Destinitos fatales-Andrés Caicedo
I
A un hombrecito le gusta el
cine y llega y funda un cine club, y lo primero que hace es programar un ciclo
larguísimo de películas de vampiros, desde Murnau y Dreyer hasta Fisher y ese
film que vio hace poco de Dan Curtis. Al principio hay mucha acogida y todo: el
teatro se llena. Pero semana tras semana va bajando la audiencia. Como se sabe,
el público cineclubista está compuesto en su mayoría por gente despistada que
acude a ver acá «el cine de calidad» que no puede ver en los teatros cuando
estos sólo exhiben vaqueros y espías; imbéciles que abuchean una película de
John Ford con John Wayne «porque el ejército de ee uu siempre mata muchos
indios», que le dicen imbécil a Jerry Lewis.
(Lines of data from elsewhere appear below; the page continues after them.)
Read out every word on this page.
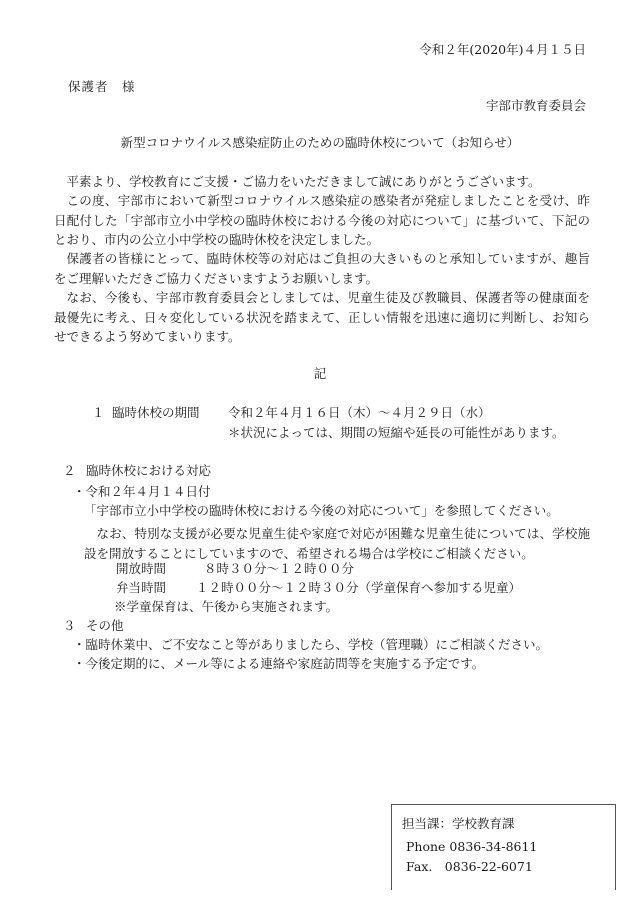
令和２年(2020年)４月１５日
保護者　様
宇部市教育委員会
新型コロナウイルス感染症防止のための臨時休校について（お知らせ）
平素より、学校教育にご支援・ご協力をいただきまして誠にありがとうございます。
この度、宇部市において新型コロナウイルス感染症の感染者が発症しましたことを受け、昨日配付した「宇部市立小中学校の臨時休校における今後の対応について」に基づいて、下記のとおり、市内の公立小中学校の臨時休校を決定しました。
保護者の皆様にとって、臨時休校等の対応はご負担の大きいものと承知していますが、趣旨をご理解いただきご協力くださいますようお願いします。
なお、今後も、宇部市教育委員会としましては、児童生徒及び教職員、保護者等の健康面を最優先に考え、日々変化している状況を踏まえて、正しい情報を迅速に適切に判断し、お知らせできるよう努めてまいります。
記
１ 臨時休校の期間 令和２年４月１６日（木）～４月２９日（水）
＊状況によっては、期間の短縮や延長の可能性があります。
２ 臨時休校における対応
・令和２年４月１４日付
「宇部市立小中学校の臨時休校における今後の対応について」を参照してください。
なお、特別な支援が必要な児童生徒や家庭で対応が困難な児童生徒については、学校施設を開放することにしていますので、希望される場合は学校にご相談ください。
開放時間	８時３０分～１２時００分
弁当時間 １２時００分～１２時３０分（学童保育へ参加する児童）
※学童保育は、午後から実施されます。
３ その他
・臨時休業中、ご不安なこと等がありましたら、学校（管理職）にご相談ください。
・今後定期的に、メール等による連絡や家庭訪問等を実施する予定です。
担当課：学校教育課
Phone 0836-34-8611
Fax.　0836-22-6071
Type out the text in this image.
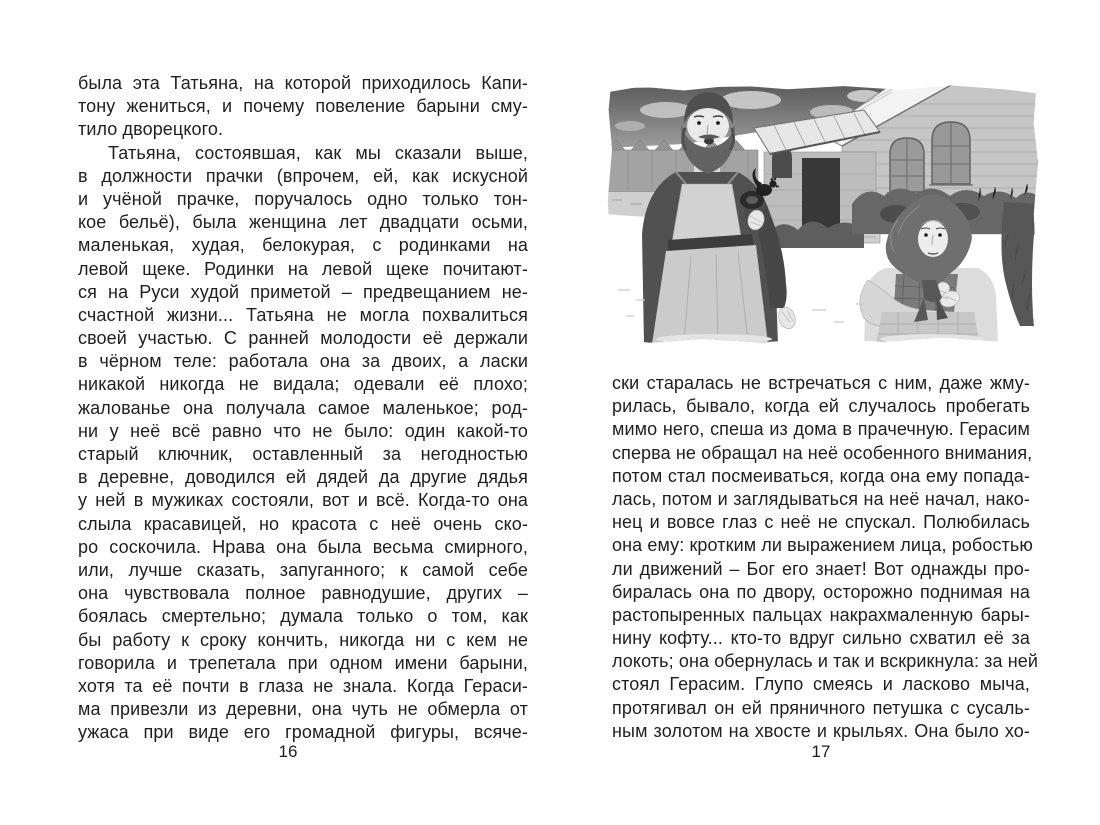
была эта Татьяна, на которой приходилось Капи-
тону жениться, и почему повеление барыни сму-
тило дворецкого.
Татьяна, состоявшая, как мы сказали выше,
в должности прачки (впрочем, ей, как искусной
и учёной прачке, поручалось одно только тон-
кое бельё), была женщина лет двадцати осьми,
маленькая, худая, белокурая, с родинками на
левой щеке. Родинки на левой щеке почитают-
ся на Руси худой приметой – предвещанием не-
счастной жизни... Татьяна не могла похвалиться
своей участью. С ранней молодости её держали
в чёрном теле: работала она за двоих, а ласки
никакой никогда не видала; одевали её плохо;
жалованье она получала самое маленькое; род-
ни у неё всё равно что не было: один какой-то
старый ключник, оставленный за негодностью
в деревне, доводился ей дядей да другие дядья
у ней в мужиках состояли, вот и всё. Когда-то она
слыла красавицей, но красота с неё очень ско-
ро соскочила. Нрава она была весьма смирного,
или, лучше сказать, запуганного; к самой себе
она чувствовала полное равнодушие, других –
боялась смертельно; думала только о том, как
бы работу к сроку кончить, никогда ни с кем не
говорила и трепетала при одном имени барыни,
хотя та её почти в глаза не знала. Когда Гераси-
ма привезли из деревни, она чуть не обмерла от
ужаса при виде его громадной фигуры, всяче-
ски старалась не встречаться с ним, даже жму-
рилась, бывало, когда ей случалось пробегать
мимо него, спеша из дома в прачечную. Герасим
сперва не обращал на неё особенного внимания,
потом стал посмеиваться, когда она ему попада-
лась, потом и заглядываться на неё начал, нако-
нец и вовсе глаз с неё не спускал. Полюбилась
она ему: кротким ли выражением лица, робостью
ли движений – Бог его знает! Вот однажды про-
биралась она по двору, осторожно поднимая на
растопыренных пальцах накрахмаленную бары-
нину кофту... кто-то вдруг сильно схватил её за
локоть; она обернулась и так и вскрикнула: за ней
стоял Герасим. Глупо смеясь и ласково мыча,
протягивал он ей пряничного петушка с сусаль-
ным золотом на хвосте и крыльях. Она было хо-
16	17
Esa gente cómo le va a coger la
onda a los vampiros, no falta por allí uno que insulte al hombrecito del cine
club por estar exhibiendo cosas de estas cuando los estudiantes luchan en las
calles, gente que únicamente sueña de noche y que siempre duerme bien y al otro
día se despiertan y pueden hablar de amor, de papitas, de viajes, de política y
cuando llegue la noche se ponen a soñar de lo mismo que han hablado durante
todo el día. Pues bien, el hombrecito de nuestra historia comenzó a perder
grandes cantidades de dinero, porque ya al final no iban más que diez personas
a sus películas de vampiros, nueve, ocho, siete, seis, cinco, los últimos
cuatro sí empezaron a conversar, a contarse recuerdos, pasó el tiempo y uno de
ellos se mudó de ciudad, otro amaneció un día muerto, uno se graduó de
arquitectura y nunca nadie más lo volvió a ver por estas tierras.
El hecho es
que el sábado 25 de septiembre de 1971, el hombrecito encontró, al ir a
introducir el último film del ciclo, que no había más que un espectador en la
sala, allá detrás, en un rincón, mitad luz y mitad sombra.
El
hombrecito iba a comenzar a hablar de la película que amaba tanto, pero el
Conde se paró de su butaca y le sonrió, y el hombrecito tuvo que bajar los
ojos.
II
Un empleado público se monta a
las dos del día en su bus de todos los días, paga, registra, y para su
satisfacción queda un puesto por allá, se dirige al asiento vacío sin ver a
nadie conocido, pero para qué conocidos a esta hora y con este calor, así que
el empleado público en lo único que piensa es en el almuerzo que su mamá le
tiene cuando llegue a casa, en la siestecita de cinco minutos, en el sueñito
que sueñe, y por pensar en eso ni se ha dado cuenta que este bus en el que se
ha montado no para cada cuatro cuadras ni para en ninguna parte, y cuando cae
en la cuenta el hombrecito lo que hace es apretar las manos que le sudan pero
nada más, o tal vez voltear a mirar a los pasajeros, todos hombres, una mujer
en la última banca vestida de negro, todos de piel oscura y por qué será que
todos están así de flacos y por qué a todos se les ve el hambre en la cara, por
qué, sobre todo el chofer cuando voltea la cara y lo mira a él. Y da la señal.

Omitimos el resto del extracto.